Electromechanical modeling of heart failure cells demonstrated that differences in electrical responses cause slowed Ca2+ transient relaxation and decreased force, potentially inducing arrhythmia.
Computational electromechanical modeling demonstrates that heart failure-induced changes in Ca2+ handling lead to decreased force and increased APD gradients, providing a mechanistic link to arrhythmogenesis.

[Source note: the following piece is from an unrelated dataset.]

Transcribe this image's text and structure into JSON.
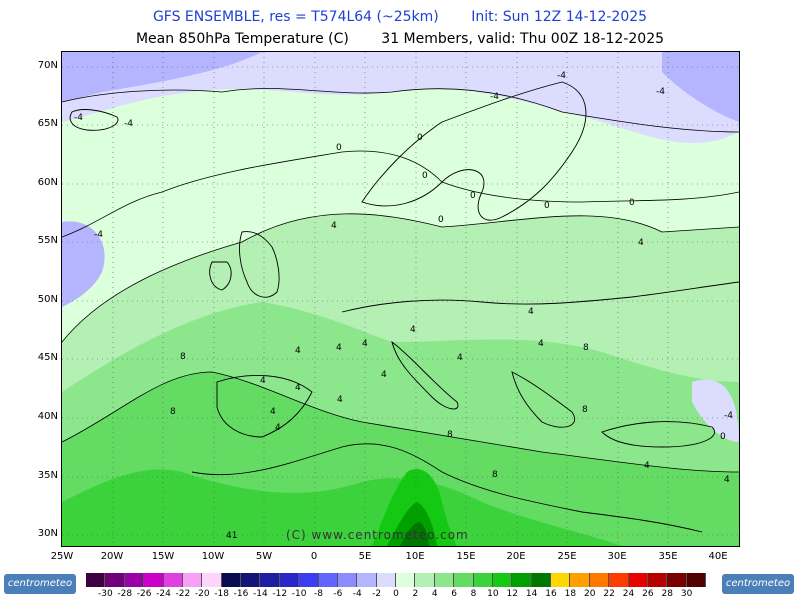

Effects of heart failure on the mechanical function of the heart are difficult to assess experimentally, yet they pose a serious physiological challenge. By integrating modified cellular action potential model based on experimental data of heart failure with modified Hunter-McCulloch-ter Keurs (HMT) mechanical heart cell model, an electromechanical cardiac cell model was constructed and used to study cellular mechanical properties of both fast and slow contracting myocytes in heart failure. The simulation results show that the differences of the electrical responses between failing cells and normal cells can cause slowing relaxation of the Ca 2+ transient, and the difference of the Ca 2+ -TnC concentrations between fast and slow myocytes in failing hearts is much reduced than in nonfailing hearts. It results in a decrease of force, which might diminish the role of mechanoelectric feedback (MEF), then induce an increase of transmural action potential duration (APD) gradients. It might cause arrhythmia in heart failure. These results are in good accordance with experimental findings reported in the literatures and might motivate further research on modeling and simulation of heart failure at the tissue and the whole organ levels
Huang et al. (Sat,) conducted a other in Heart failure. Electromechanical cardiac cell modeling vs. Normal cells (nonfailing hearts) was evaluated on Cellular mechanical properties (Ca2+ transient, force, APD gradients). Electromechanical modeling of heart failure cells demonstrated that differences in electrical responses cause slowed Ca2+ transient relaxation and decreased force, potentially inducing arrhythmia.